Methodology. Each configuration runs 100 steps after warmup (5 compile iterations for compiled variants, 1 JIT warmup for MJX). Wall-clock time is measured with torch.cuda.synchronize() / jax.block_until_ready() bracketing. Steps/s = batch_size × nsteps / elapsed_time. Single GPU (CUDA_VISIBLE_DEVICES=0), dtype=float64.

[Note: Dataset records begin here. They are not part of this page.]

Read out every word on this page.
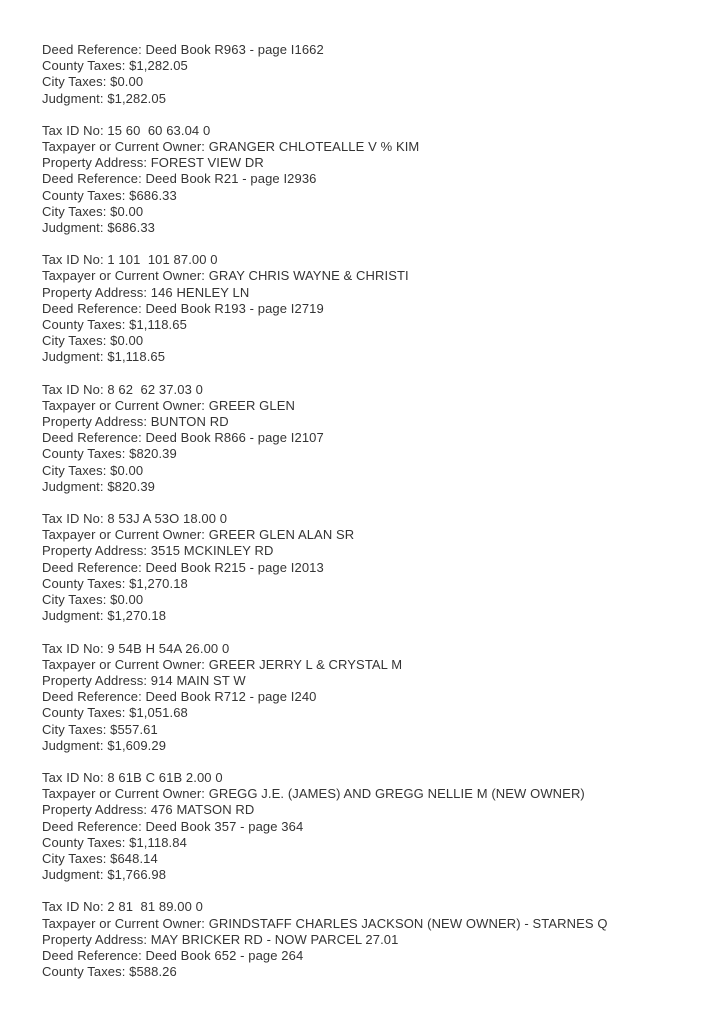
Deed Reference: Deed Book R963 - page I1662
County Taxes: $1,282.05
City Taxes: $0.00
Judgment: $1,282.05
Tax ID No: 15 60  60 63.04 0
Taxpayer or Current Owner: GRANGER CHLOTEALLE V % KIM
Property Address: FOREST VIEW DR
Deed Reference: Deed Book R21 - page I2936
County Taxes: $686.33
City Taxes: $0.00
Judgment: $686.33
Tax ID No: 1 101  101 87.00 0
Taxpayer or Current Owner: GRAY CHRIS WAYNE & CHRISTI
Property Address: 146 HENLEY LN
Deed Reference: Deed Book R193 - page I2719
County Taxes: $1,118.65
City Taxes: $0.00
Judgment: $1,118.65
Tax ID No: 8 62  62 37.03 0
Taxpayer or Current Owner: GREER GLEN
Property Address: BUNTON RD
Deed Reference: Deed Book R866 - page I2107
County Taxes: $820.39
City Taxes: $0.00
Judgment: $820.39
Tax ID No: 8 53J A 53O 18.00 0
Taxpayer or Current Owner: GREER GLEN ALAN SR
Property Address: 3515 MCKINLEY RD
Deed Reference: Deed Book R215 - page I2013
County Taxes: $1,270.18
City Taxes: $0.00
Judgment: $1,270.18
Tax ID No: 9 54B H 54A 26.00 0
Taxpayer or Current Owner: GREER JERRY L & CRYSTAL M
Property Address: 914 MAIN ST W
Deed Reference: Deed Book R712 - page I240
County Taxes: $1,051.68
City Taxes: $557.61
Judgment: $1,609.29
Tax ID No: 8 61B C 61B 2.00 0
Taxpayer or Current Owner: GREGG J.E. (JAMES) AND GREGG NELLIE M (NEW OWNER)
Property Address: 476 MATSON RD
Deed Reference: Deed Book 357 - page 364
County Taxes: $1,118.84
City Taxes: $648.14
Judgment: $1,766.98
Tax ID No: 2 81  81 89.00 0
Taxpayer or Current Owner: GRINDSTAFF CHARLES JACKSON (NEW OWNER) - STARNES Q
Property Address: MAY BRICKER RD - NOW PARCEL 27.01
Deed Reference: Deed Book 652 - page 264
County Taxes: $588.26
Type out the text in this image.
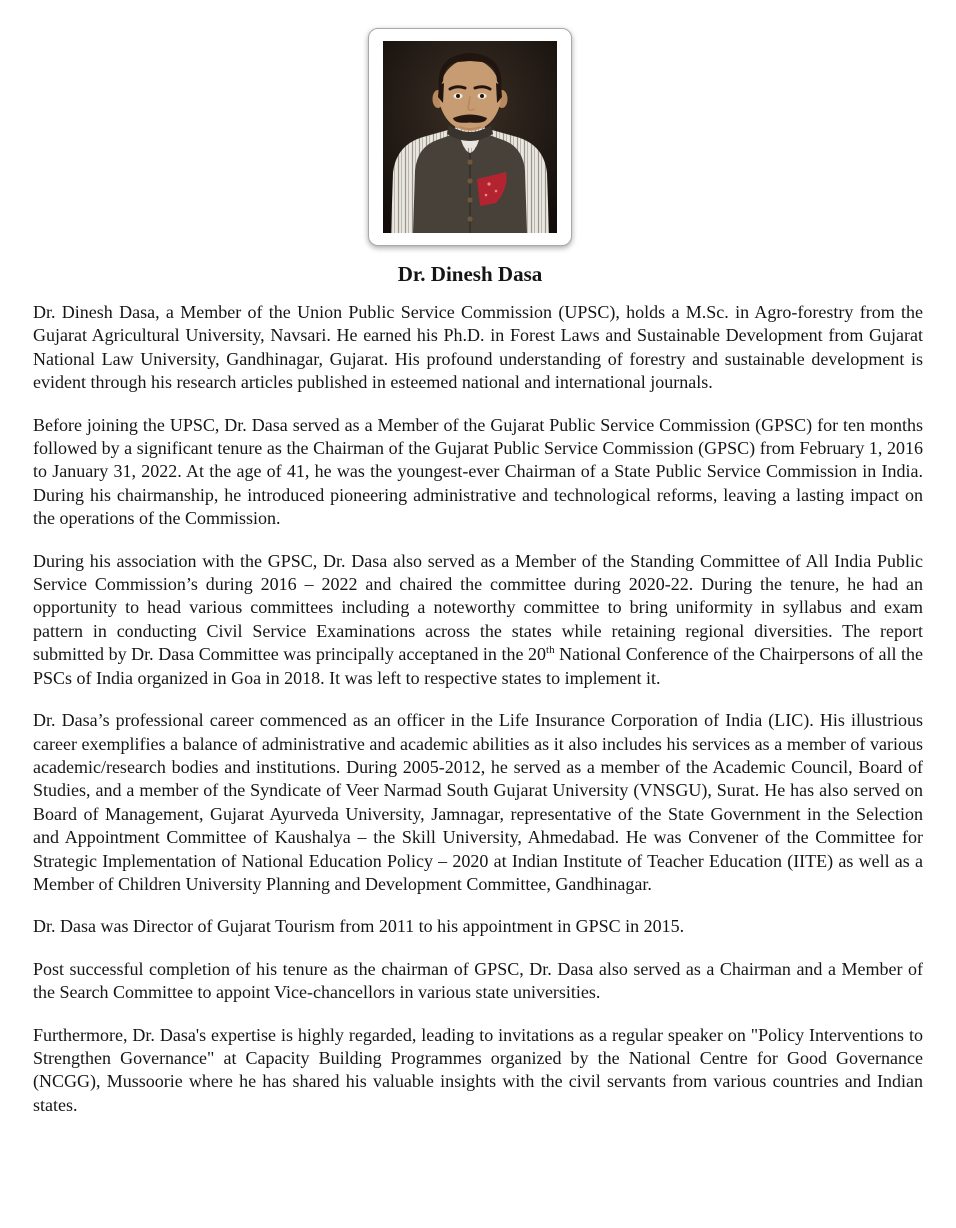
Dr. Dinesh Dasa

Dr. Dinesh Dasa, a Member of the Union Public Service Commission (UPSC), holds a M.Sc. in Agro-forestry from the Gujarat Agricultural University, Navsari. He earned his Ph.D. in Forest Laws and Sustainable Development from Gujarat National Law University, Gandhinagar, Gujarat. His profound understanding of forestry and sustainable development is evident through his research articles published in esteemed national and international journals.

Before joining the UPSC, Dr. Dasa served as a Member of the Gujarat Public Service Commission (GPSC) for ten months followed by a significant tenure as the Chairman of the Gujarat Public Service Commission (GPSC) from February 1, 2016 to January 31, 2022. At the age of 41, he was the youngest-ever Chairman of a State Public Service Commission in India. During his chairmanship, he introduced pioneering administrative and technological reforms, leaving a lasting impact on the operations of the Commission.

During his association with the GPSC, Dr. Dasa also served as a Member of the Standing Committee of All India Public Service Commission’s during 2016 – 2022 and chaired the committee during 2020-22. During the tenure, he had an opportunity to head various committees including a noteworthy committee to bring uniformity in syllabus and exam pattern in conducting Civil Service Examinations across the states while retaining regional diversities. The report submitted by Dr. Dasa Committee was principally acceptaned in the 20th National Conference of the Chairpersons of all the PSCs of India organized in Goa in 2018. It was left to respective states to implement it.

Dr. Dasa’s professional career commenced as an officer in the Life Insurance Corporation of India (LIC). His illustrious career exemplifies a balance of administrative and academic abilities as it also includes his services as a member of various academic/research bodies and institutions. During 2005-2012, he served as a member of the Academic Council, Board of Studies, and a member of the Syndicate of Veer Narmad South Gujarat University (VNSGU), Surat. He has also served on Board of Management, Gujarat Ayurveda University, Jamnagar, representative of the State Government in the Selection and Appointment Committee of Kaushalya – the Skill University, Ahmedabad. He was Convener of the Committee for Strategic Implementation of National Education Policy – 2020 at Indian Institute of Teacher Education (IITE) as well as a Member of Children University Planning and Development Committee, Gandhinagar.

Dr. Dasa was Director of Gujarat Tourism from 2011 to his appointment in GPSC in 2015.

Post successful completion of his tenure as the chairman of GPSC, Dr. Dasa also served as a Chairman and a Member of the Search Committee to appoint Vice-chancellors in various state universities.

Furthermore, Dr. Dasa's expertise is highly regarded, leading to invitations as a regular speaker on "Policy Interventions to Strengthen Governance" at Capacity Building Programmes organized by the National Centre for Good Governance (NCGG), Mussoorie where he has shared his valuable insights with the civil servants from various countries and Indian states.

To reproduce, run the pytest-benchmark suite (requires the PyTorch fork above):

CUDA_VISIBLE_DEVICES=0 python -m pytest benchmarks/ -v \
    --benchmark-json=bench_results.json
python benchmarks/plot_bench.py bench_results.json -o assets/benchmark.png

Testing

# Run all tests (requires JAX + MJX for correctness tests)
pip install "jax[cpu]" "mujoco[mjx]"
pytest test/ -x -v

License

Apache 2.0 -- see LICENSE.

Acknowledgments

mujoco-torch is a derivative work of MuJoCo MJX, originally developed by Google DeepMind. See the NOTICE file for attribution details.